L’espressività per Matisse risulta dall’intera composizione: il posto occupato dai corpi, gli spazi vuoti, il cromatismo. La composizione è l’arte di accostare tutti i diversi elementi in modo decorativo per esprimere uno stato d’animo. E sopra tutto dominano sinfonie di puro colore atte a tradurre l’essenza dell’intensità dell’impatto emotivo. Questo è il Fauvismo, così veniva definito l’Espressionismo francese di inizi Novecento: una pittura che trasmette un’incontenibile felicità esistenziale, complice il clima liberale che si respirava in Francia all’epoca. Nato in un clima di rottura con la tradizione accademica e alla ricerca della più completa libertà espressiva dove gli artisti erano considerati dei veri selvaggi per la loro ricerca volta all’energia espressiva del colore, attraverso il libero sfogo dei colori puri in superfici dense di selvaggi contrasti.
Quanto i viaggi dell’artista hanno influenzato il suo stile?
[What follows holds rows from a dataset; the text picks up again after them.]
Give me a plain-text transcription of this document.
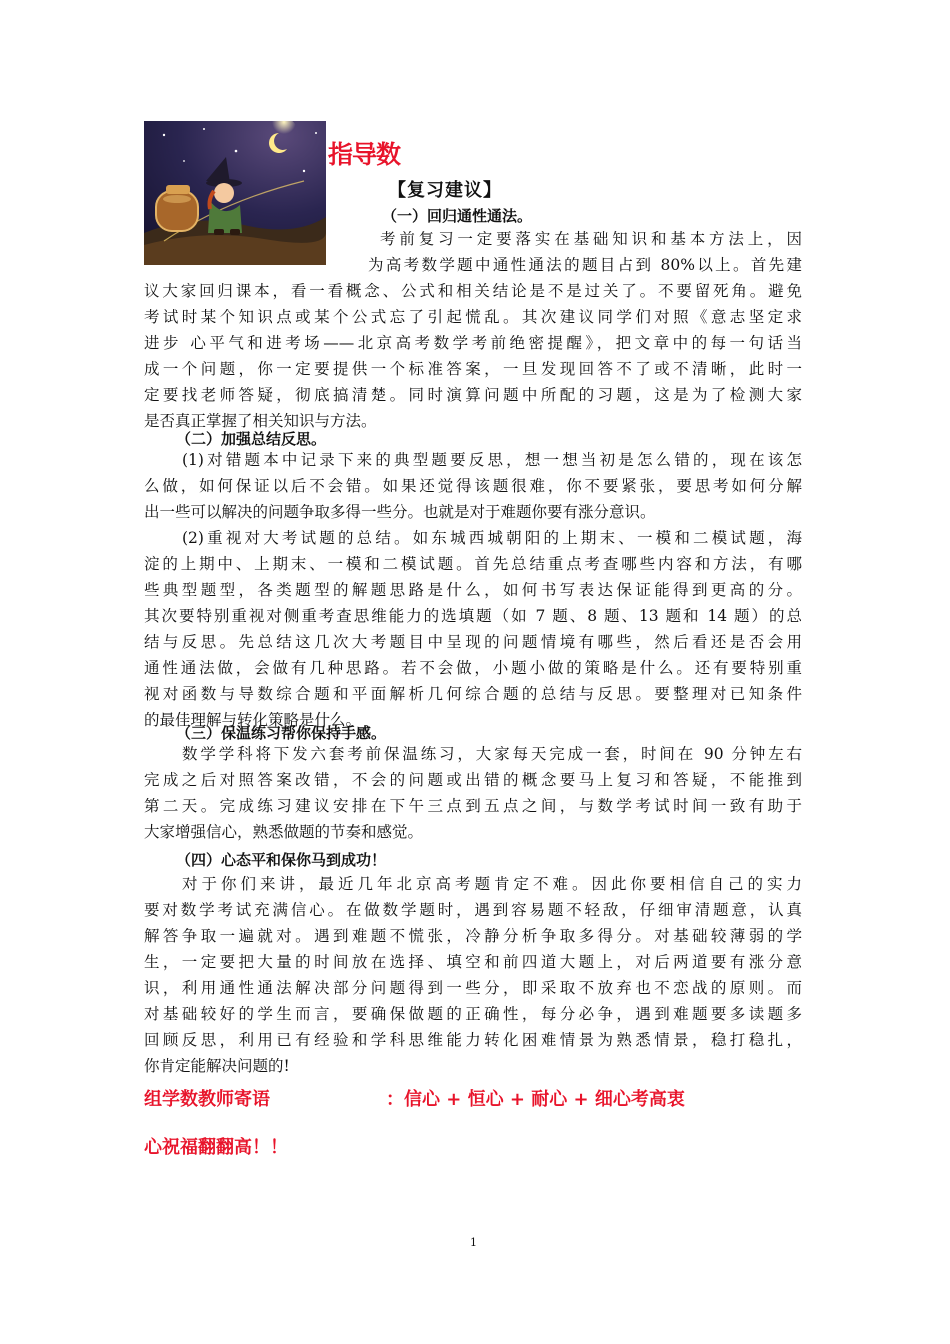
指导数
【复习建议】
（一）回归通性通法。
考前复习一定要落实在基础知识和基本方法上，因
为高考数学题中通性通法的题目占到 80%以上。首先建
议大家回归课本，看一看概念、公式和相关结论是不是过关了。不要留死角。避免
考试时某个知识点或某个公式忘了引起慌乱。其次建议同学们对照《意志坚定求
进步 心平气和进考场——北京高考数学考前绝密提醒》，把文章中的每一句话当
成一个问题，你一定要提供一个标准答案，一旦发现回答不了或不清晰，此时一
定要找老师答疑，彻底搞清楚。同时演算问题中所配的习题，这是为了检测大家
是否真正掌握了相关知识与方法。
（二）加强总结反思。
(1)对错题本中记录下来的典型题要反思，想一想当初是怎么错的，现在该怎
么做，如何保证以后不会错。如果还觉得该题很难，你不要紧张，要思考如何分解
出一些可以解决的问题争取多得一些分。也就是对于难题你要有涨分意识。
(2)重视对大考试题的总结。如东城西城朝阳的上期末、一模和二模试题，海
淀的上期中、上期末、一模和二模试题。首先总结重点考查哪些内容和方法，有哪
些典型题型，各类题型的解题思路是什么，如何书写表达保证能得到更高的分。
其次要特别重视对侧重考查思维能力的选填题（如 7 题、8 题、13 题和 14 题）的总
结与反思。先总结这几次大考题目中呈现的问题情境有哪些，然后看还是否会用
通性通法做，会做有几种思路。若不会做，小题小做的策略是什么。还有要特别重
视对函数与导数综合题和平面解析几何综合题的总结与反思。要整理对已知条件
的最佳理解与转化策略是什么。
（三）保温练习帮你保持手感。
数学学科将下发六套考前保温练习，大家每天完成一套，时间在 90 分钟左右
完成之后对照答案改错，不会的问题或出错的概念要马上复习和答疑，不能推到
第二天。完成练习建议安排在下午三点到五点之间，与数学考试时间一致有助于
大家增强信心，熟悉做题的节奏和感觉。
（四）心态平和保你马到成功！
对于你们来讲，最近几年北京高考题肯定不难。因此你要相信自己的实力
要对数学考试充满信心。在做数学题时，遇到容易题不轻敌，仔细审清题意，认真
解答争取一遍就对。遇到难题不慌张，冷静分析争取多得分。对基础较薄弱的学
生，一定要把大量的时间放在选择、填空和前四道大题上，对后两道要有涨分意
识，利用通性通法解决部分问题得到一些分，即采取不放弃也不恋战的原则。而
对基础较好的学生而言，要确保做题的正确性，每分必争，遇到难题要多读题多
回顾反思，利用已有经验和学科思维能力转化困难情景为熟悉情景，稳打稳扎，
你肯定能解决问题的!
组学数教师寄语	：信心 + 恒心 + 耐心 + 细心考高衷
心祝福翻翻高！！
1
Dalla Bretagna dove scoprì l’Impressionismo e dove nacque il suo appassionato entusiasmo per i colori, alla Corsica, dove la luce del Mediterraneo schiarì la sua tavolozza; da Algeri dove rimase colpito dal ritmo decorativo e dai colori dei tessuti all’Italia, dalla Russia al Marocco, dalla Costa Azzurra a Tahiti, fino a New York. “Mi sono cercato ovunque” affermerà l’artista nell’attesa che l’intuizione gli indichi la via. La sua strada venne segnata dal fascino che nutriva per l’arte orientale in tutte le sue forme. Per questo amava collezionare ceramiche, stoffe, tappeti, oggetti di arte decorativa orientale dai quali traeva spunto per le sue tele. Gli stessi colori ne “La danza” sono i tre principali colori che si ritrovano nelle ceramiche e miniature persiane. L’arte orientale gli insegnò ad applicare il colore puro su grandi superfici, a ridurre il disegno alla linea ornamentale dell’arabesco e a trattare lo spazio in maniera piatta allo scopo di ottenere effetti vivaci con mezzi semplici.
E per concludere una citazione di Matisse:
“Bisogna lasciare ad ogni colore la propria area nella quale si possa espandere. Limitando un colore alla parte interna di una qualsiasi linea lo annienti perché si distrugge la sua capacità di estensione. L’importante è consentirgli di espandersi. Allora puoi dire che il colore respira. Così dipinge Matisse”.
Questa la bellissima lezione di Matisse sul significato profondo della parola libertà.